Перед московскими исполнениями в зале «Зарядье», а через день – в Большом зале консерватории Курентзис дирижировал ею на концертах Штутгартского симфонического и Берлинского филармонического оркестров. Оба европейских коллектива играли сидя. В Берлине, по слухам, оркестранты даже возроптали на дотошность греко-русского маэстро. Как бы то ни было, к musicAeterna он пришел со вздохом облегчения: «Наконец-то свои!» Оркестр и впрямь – похож на машину индивидуальной, под Курентзиса, сборки. Играли стоя. Отдача и пластика концертмейстера Афанасия Чупина достойны отдельного рассказа, а рискованная амплитуда раскачки виолончелистов – единственной группы «на стульях», – пожалуй, и фильма. При постоянно переключаемом рисунке темпов, невероятных динамических перепадах, контроль тембральных объемов изумлял. Слышно было все: тонюсенький звук флейты, шевелимый капрон валторнового аккорда, вихревое фугато, мерцание и свечение последних восьми минут Adagio, где струнные и духовые pianissimi материализовали вероятность озвученной тишины.

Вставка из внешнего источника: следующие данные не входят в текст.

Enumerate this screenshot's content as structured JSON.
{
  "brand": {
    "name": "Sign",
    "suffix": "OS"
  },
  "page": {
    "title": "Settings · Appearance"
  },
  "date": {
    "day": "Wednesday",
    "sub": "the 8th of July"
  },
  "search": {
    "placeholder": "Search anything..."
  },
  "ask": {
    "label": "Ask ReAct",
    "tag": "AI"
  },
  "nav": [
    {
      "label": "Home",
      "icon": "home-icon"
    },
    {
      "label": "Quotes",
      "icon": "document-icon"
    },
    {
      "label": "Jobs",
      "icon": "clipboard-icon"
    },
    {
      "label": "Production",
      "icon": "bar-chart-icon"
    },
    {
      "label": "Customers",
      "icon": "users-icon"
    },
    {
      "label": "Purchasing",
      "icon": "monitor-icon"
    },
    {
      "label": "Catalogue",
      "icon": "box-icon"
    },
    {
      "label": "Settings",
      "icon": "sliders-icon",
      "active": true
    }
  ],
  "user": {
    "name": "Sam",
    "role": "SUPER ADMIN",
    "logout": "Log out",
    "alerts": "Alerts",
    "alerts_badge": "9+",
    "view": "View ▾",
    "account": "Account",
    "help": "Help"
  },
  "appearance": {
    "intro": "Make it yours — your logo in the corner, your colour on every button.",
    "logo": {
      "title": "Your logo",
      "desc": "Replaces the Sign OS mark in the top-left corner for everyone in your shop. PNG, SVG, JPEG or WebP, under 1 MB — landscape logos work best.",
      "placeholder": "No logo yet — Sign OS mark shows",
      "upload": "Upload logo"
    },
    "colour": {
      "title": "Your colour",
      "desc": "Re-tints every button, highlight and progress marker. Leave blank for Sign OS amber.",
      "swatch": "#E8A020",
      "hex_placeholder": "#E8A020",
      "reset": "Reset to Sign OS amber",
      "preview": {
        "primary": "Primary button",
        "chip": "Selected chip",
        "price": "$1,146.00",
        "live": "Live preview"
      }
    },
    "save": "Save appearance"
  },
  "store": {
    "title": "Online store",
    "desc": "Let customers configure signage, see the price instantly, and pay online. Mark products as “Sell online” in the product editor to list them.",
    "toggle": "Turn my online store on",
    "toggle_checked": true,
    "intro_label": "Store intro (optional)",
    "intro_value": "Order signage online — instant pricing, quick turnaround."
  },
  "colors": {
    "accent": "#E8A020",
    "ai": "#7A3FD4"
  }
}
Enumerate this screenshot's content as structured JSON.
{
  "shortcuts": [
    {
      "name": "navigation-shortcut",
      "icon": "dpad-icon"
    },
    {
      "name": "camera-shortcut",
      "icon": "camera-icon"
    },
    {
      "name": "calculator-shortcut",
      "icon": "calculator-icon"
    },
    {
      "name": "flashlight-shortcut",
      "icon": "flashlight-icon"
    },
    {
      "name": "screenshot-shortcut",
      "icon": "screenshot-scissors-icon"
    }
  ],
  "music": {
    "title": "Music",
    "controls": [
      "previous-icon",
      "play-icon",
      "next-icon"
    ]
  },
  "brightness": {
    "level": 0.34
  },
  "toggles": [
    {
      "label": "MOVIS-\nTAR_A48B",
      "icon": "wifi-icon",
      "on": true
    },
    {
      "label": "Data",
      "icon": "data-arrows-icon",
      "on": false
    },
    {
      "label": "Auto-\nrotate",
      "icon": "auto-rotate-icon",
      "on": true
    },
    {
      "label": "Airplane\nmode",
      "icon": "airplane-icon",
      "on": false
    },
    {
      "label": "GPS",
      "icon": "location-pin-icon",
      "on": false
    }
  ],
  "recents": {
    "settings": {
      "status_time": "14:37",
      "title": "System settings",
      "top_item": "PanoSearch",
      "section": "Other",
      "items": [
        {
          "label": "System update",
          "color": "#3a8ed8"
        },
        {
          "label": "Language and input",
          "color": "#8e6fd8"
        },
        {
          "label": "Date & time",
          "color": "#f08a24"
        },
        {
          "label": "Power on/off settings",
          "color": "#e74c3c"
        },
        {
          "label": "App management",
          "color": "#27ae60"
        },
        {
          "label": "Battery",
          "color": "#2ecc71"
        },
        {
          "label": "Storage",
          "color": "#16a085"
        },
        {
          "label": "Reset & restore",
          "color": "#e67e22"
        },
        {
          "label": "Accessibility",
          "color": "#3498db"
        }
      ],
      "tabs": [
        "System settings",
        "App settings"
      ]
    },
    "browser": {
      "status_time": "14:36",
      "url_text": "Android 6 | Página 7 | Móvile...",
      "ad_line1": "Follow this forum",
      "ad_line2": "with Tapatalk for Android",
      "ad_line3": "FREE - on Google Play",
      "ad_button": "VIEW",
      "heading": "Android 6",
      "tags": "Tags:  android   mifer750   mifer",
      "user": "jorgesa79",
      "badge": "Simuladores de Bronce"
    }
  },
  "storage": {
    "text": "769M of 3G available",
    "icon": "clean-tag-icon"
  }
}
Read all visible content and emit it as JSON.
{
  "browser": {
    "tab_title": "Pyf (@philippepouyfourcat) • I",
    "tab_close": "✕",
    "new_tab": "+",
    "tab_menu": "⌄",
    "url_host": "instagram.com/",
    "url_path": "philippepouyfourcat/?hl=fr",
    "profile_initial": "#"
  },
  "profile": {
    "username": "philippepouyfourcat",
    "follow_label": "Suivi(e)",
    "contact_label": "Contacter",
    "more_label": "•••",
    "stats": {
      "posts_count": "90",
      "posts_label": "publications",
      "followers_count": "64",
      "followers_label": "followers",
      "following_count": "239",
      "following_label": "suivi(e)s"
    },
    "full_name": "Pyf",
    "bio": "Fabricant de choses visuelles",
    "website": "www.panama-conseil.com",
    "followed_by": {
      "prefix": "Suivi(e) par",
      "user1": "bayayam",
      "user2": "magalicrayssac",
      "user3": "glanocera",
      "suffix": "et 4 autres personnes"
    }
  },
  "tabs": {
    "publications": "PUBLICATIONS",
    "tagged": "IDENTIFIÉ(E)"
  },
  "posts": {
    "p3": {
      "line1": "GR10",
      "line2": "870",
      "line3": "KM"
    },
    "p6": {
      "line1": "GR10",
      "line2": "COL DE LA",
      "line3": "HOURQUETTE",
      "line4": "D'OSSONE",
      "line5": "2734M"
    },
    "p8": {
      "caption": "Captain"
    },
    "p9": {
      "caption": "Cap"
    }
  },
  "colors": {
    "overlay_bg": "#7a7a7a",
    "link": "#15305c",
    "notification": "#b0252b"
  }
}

В первой части, где другие дирижеры (тот же Аббадо) слышат мелодию, Курентзис акцентировал нарушенность мелодийной инерции. В Лендлере второй части с намеком на менуэты Моцарта струнные вдруг захрипели перетруженными связками Йена Гиллана – рок-звезды мюзикла Эндрю Ллойда Уэббера «Jesus Christ Superstar». Бурлескная полифония третьей части сменилась финальной исповедью, построенной на контрасте наполненного звучания струнных и долгого, уводящего в тишину камерного послесловия. Всему самому малеровскому, что есть в этой музыке, соответствовало конспектное присутствие стилей и авторов, без которых сам механизм малеровского слуха вряд ли осуществился бы. Вот уж буквально от Баха до Оффенбаха, с Моцартом, Бетховеном, Иоганном Штраусом, даже чуть-чуть Чайковским, зато без Листа, Вагнера, Брамса. Слушать эту прекрасно собранную ретроспективу наперсников нарождаемого модернизма было отдельным удовольствием. От перегруза футурологией Курентзис нас освободил: эта музыка прекрасна и сама по себе.

Прекрасна она, в частности, той же свободой авторского поведения, с какой параллельно Малеру, сочинявшему Девятую симфонию, Арнольд Шёнберг создавал из первоначально вокального цикла 1903 года грандиозно модернистские «Песни Гурре», переварив ими еще большую, чем у Малера, громаду стилей – от раннего барокко до позднего романтизма. Следующим шагом Шёнберга стало изобретение додекафонии. Следующим шагом Малера – попытка сочинения Десятой симфонии. И это как минимум ставит под вопрос утверждение, что музыкой Девятой симфонии Малер прощался с жизнью. Может, как раз наоборот, ею он вновь совершил «усилье воскресенья», как и за пятнадцать лет до этого во Второй симфонии, когда обратился к оде Клопштока «Ты воскреснешь»?